The 45,875 prisoners were granted amnesty following the ratification of an amnesty bill by the Ethiopian House of Peoples' Representatives (HoPR), the Ethiopian parliament's lower house, in June last year, state affiliated Fana Broadcasting Corporate (FBC) reported.
According to the Ethiopian Federal Attorney General, among the large number of prisoners that have benefited from the amnesty law include political prisoners, journalists, as well as various other former Ethiopian government officials.
In addition to the large-sacle release of prisoners, the law also granted an amnesty to exiled Ethiopians, who were for decades considered as terrorists with arrest warrant on their name, to return to the East African country and pursue political life in a peaceful manner.
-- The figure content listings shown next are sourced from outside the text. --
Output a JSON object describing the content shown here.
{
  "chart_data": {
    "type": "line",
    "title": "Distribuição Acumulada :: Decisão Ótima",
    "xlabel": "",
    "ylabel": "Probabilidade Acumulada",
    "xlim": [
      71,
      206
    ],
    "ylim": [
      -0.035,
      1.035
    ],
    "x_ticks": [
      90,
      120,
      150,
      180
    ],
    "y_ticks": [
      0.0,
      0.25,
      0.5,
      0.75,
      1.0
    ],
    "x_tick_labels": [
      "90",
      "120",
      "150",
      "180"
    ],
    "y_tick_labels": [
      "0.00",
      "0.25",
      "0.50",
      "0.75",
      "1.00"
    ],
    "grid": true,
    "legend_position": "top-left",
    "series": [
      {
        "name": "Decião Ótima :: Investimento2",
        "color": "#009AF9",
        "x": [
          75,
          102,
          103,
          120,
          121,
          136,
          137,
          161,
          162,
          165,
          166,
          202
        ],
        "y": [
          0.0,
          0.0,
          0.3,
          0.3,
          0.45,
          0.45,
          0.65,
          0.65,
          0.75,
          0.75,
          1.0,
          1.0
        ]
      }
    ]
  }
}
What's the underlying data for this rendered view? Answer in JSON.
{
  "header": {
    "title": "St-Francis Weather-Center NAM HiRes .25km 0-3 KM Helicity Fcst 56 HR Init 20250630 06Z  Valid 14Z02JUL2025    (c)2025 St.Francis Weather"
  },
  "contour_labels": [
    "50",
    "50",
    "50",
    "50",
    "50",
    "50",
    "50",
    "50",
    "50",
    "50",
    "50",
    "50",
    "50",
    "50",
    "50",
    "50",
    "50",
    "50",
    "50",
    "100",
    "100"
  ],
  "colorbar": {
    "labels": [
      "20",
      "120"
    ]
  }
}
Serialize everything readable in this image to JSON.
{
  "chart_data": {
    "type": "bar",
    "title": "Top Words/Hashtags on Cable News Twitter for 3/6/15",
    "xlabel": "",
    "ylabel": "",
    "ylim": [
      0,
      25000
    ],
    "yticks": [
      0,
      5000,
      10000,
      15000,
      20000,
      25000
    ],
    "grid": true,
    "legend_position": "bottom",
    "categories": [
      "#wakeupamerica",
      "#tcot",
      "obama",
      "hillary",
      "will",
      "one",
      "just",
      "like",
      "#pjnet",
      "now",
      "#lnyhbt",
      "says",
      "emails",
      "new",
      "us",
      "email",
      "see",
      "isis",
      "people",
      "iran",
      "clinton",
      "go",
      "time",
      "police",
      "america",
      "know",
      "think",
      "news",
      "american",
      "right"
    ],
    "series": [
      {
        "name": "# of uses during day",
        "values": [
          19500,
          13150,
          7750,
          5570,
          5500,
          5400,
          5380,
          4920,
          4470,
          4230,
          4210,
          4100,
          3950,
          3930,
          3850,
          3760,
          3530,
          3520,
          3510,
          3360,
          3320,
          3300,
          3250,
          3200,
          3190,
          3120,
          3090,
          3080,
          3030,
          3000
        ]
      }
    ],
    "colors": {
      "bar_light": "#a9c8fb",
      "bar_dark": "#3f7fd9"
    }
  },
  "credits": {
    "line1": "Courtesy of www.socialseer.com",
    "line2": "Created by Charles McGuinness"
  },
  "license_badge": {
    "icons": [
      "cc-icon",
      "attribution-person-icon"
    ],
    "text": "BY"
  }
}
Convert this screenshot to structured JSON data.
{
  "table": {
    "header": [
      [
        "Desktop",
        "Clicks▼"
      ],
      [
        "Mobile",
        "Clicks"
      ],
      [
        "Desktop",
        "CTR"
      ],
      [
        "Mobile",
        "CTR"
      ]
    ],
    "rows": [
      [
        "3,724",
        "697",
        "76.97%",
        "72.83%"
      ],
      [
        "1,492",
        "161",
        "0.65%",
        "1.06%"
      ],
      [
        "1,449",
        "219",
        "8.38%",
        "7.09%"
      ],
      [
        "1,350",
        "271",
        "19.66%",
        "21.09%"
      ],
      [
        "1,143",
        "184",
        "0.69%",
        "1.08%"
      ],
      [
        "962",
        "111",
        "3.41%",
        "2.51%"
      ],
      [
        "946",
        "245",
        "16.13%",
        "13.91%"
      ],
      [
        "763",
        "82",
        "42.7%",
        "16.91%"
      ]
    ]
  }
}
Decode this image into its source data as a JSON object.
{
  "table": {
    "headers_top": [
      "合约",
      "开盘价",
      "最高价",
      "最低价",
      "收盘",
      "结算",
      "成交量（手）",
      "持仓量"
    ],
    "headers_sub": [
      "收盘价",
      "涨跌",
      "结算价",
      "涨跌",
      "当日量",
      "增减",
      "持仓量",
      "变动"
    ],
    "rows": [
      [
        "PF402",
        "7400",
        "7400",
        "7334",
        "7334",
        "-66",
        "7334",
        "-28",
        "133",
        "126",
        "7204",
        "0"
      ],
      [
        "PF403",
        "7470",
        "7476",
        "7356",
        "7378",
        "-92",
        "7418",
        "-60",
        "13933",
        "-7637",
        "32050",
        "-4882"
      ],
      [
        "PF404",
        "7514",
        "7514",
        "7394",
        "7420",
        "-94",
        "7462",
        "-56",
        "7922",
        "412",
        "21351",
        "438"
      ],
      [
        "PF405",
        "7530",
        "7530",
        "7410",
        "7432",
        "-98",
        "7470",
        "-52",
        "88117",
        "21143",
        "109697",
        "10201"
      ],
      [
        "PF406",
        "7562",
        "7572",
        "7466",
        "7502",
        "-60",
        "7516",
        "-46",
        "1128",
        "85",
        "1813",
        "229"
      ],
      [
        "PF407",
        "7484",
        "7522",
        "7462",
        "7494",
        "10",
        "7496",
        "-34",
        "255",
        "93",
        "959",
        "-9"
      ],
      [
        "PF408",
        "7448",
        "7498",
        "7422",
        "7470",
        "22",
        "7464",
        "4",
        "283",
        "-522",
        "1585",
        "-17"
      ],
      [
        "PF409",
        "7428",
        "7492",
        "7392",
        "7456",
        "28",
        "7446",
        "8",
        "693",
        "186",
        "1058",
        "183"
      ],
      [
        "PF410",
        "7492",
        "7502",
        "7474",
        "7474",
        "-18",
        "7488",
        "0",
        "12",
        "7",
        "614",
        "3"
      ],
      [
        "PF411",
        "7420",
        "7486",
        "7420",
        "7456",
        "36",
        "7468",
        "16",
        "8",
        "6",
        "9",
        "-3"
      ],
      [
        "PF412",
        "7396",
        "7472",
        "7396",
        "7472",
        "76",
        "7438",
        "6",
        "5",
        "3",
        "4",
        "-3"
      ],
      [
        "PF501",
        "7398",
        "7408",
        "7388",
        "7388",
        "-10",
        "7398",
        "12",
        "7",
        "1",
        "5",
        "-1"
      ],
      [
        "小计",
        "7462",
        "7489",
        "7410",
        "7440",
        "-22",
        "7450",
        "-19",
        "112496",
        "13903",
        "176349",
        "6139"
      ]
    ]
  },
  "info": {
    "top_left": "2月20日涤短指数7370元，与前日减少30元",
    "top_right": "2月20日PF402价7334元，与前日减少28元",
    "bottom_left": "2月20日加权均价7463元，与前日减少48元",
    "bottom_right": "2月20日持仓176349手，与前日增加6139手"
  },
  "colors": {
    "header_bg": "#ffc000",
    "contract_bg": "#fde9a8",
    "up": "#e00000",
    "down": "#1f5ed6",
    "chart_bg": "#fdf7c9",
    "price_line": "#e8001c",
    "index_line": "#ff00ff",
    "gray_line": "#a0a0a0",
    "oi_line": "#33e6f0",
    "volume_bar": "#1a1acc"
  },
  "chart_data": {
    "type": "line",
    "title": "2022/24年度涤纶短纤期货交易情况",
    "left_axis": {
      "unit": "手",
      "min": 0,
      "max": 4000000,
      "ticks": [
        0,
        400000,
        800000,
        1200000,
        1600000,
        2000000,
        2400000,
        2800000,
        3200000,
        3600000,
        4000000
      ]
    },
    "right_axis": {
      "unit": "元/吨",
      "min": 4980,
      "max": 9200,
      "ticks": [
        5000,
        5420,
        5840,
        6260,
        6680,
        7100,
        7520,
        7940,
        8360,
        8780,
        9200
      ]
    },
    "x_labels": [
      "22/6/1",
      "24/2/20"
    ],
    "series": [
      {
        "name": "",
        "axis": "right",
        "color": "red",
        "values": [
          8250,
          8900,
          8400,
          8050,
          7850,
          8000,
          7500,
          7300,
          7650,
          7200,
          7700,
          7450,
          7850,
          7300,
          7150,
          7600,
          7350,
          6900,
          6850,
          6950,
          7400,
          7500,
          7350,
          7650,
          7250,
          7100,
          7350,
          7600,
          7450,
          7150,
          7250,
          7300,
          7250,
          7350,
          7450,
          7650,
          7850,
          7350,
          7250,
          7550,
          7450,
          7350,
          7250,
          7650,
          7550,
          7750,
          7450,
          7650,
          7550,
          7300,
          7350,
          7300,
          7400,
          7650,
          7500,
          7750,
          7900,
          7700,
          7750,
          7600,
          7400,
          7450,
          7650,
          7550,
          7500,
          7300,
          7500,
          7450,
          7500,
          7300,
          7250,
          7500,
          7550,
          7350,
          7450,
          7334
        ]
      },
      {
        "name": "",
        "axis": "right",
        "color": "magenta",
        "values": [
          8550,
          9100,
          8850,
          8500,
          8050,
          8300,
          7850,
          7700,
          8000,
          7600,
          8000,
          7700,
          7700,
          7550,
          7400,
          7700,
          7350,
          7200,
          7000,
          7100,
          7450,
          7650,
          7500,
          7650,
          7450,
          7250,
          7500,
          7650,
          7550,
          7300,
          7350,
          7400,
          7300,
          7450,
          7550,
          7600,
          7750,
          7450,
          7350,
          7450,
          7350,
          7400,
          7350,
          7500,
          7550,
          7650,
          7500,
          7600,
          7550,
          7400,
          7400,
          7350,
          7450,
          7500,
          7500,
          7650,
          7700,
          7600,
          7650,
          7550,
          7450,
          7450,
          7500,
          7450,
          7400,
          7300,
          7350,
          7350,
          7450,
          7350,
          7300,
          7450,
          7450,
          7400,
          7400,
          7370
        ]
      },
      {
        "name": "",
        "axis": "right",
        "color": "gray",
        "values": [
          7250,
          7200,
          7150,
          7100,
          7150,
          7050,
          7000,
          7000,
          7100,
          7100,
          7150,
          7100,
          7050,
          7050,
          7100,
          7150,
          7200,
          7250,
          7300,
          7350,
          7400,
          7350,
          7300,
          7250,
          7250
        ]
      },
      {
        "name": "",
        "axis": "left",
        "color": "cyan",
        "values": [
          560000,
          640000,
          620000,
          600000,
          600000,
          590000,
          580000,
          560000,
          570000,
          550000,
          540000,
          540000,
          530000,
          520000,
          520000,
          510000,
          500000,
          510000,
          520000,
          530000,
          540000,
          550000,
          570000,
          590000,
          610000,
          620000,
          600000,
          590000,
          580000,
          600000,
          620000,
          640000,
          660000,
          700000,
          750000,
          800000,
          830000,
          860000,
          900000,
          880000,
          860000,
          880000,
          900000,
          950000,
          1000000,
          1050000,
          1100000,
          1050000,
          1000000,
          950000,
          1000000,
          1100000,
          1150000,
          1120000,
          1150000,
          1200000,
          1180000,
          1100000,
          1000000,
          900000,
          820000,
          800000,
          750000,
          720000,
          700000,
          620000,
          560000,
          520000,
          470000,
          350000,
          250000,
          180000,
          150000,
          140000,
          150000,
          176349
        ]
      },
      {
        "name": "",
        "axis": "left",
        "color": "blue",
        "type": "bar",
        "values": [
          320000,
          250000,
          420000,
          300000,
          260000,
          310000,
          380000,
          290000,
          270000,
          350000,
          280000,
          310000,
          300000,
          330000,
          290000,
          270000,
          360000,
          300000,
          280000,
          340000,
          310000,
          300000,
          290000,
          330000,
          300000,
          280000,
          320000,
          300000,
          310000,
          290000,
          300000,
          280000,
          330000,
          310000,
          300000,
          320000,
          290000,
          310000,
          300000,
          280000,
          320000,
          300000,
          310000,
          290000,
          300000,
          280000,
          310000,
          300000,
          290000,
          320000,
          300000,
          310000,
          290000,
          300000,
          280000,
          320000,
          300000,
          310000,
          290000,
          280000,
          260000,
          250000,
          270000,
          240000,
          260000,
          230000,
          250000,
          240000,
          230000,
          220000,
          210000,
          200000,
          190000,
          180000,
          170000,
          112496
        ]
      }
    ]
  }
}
Among the released terrorism-related convicts include the former prominent rebel leader, Andargachew Tsige, a British citizen of Ethiopian origin, who had served a prison sentence since June 2014, for leading and directing an outlawed rebel group Patriotic Ginbot 7 (PG7), based mainly in Ethiopia's former archrival Eritrea.
Tsige's release, which the attorney general said was on a "special amnesty rationale", followed the Ethiopian government's announcement to release former high-profile Ethiopian government officials as well as other political prisoners.
Among the former Ethiopian government officials whose cases dropped over the past year also include Melaku Fanta, the former Director General of the Ethiopian Revenues and Customs Authority with the rank of a Minister, and his deputy, Gebrewahed Woldegiorgis, who was arrested in 2013 together with 11 other individuals suspected of involving in large-scale corruption.
The amnesty program, which the Ethiopian government said is a means towards national reconciliation and unity, has seen the release of thousands of prisoners and others under investigation since Abiy Ahmed's election as Prime Minister of Ethiopia in April last year.
The Ethiopian government characterized the mass prisoner release programs as part of its efforts to widen political space by creating national consensus and reconciliation, in which regional states across the East African country also conducted similar large scale prisoners release over the past year.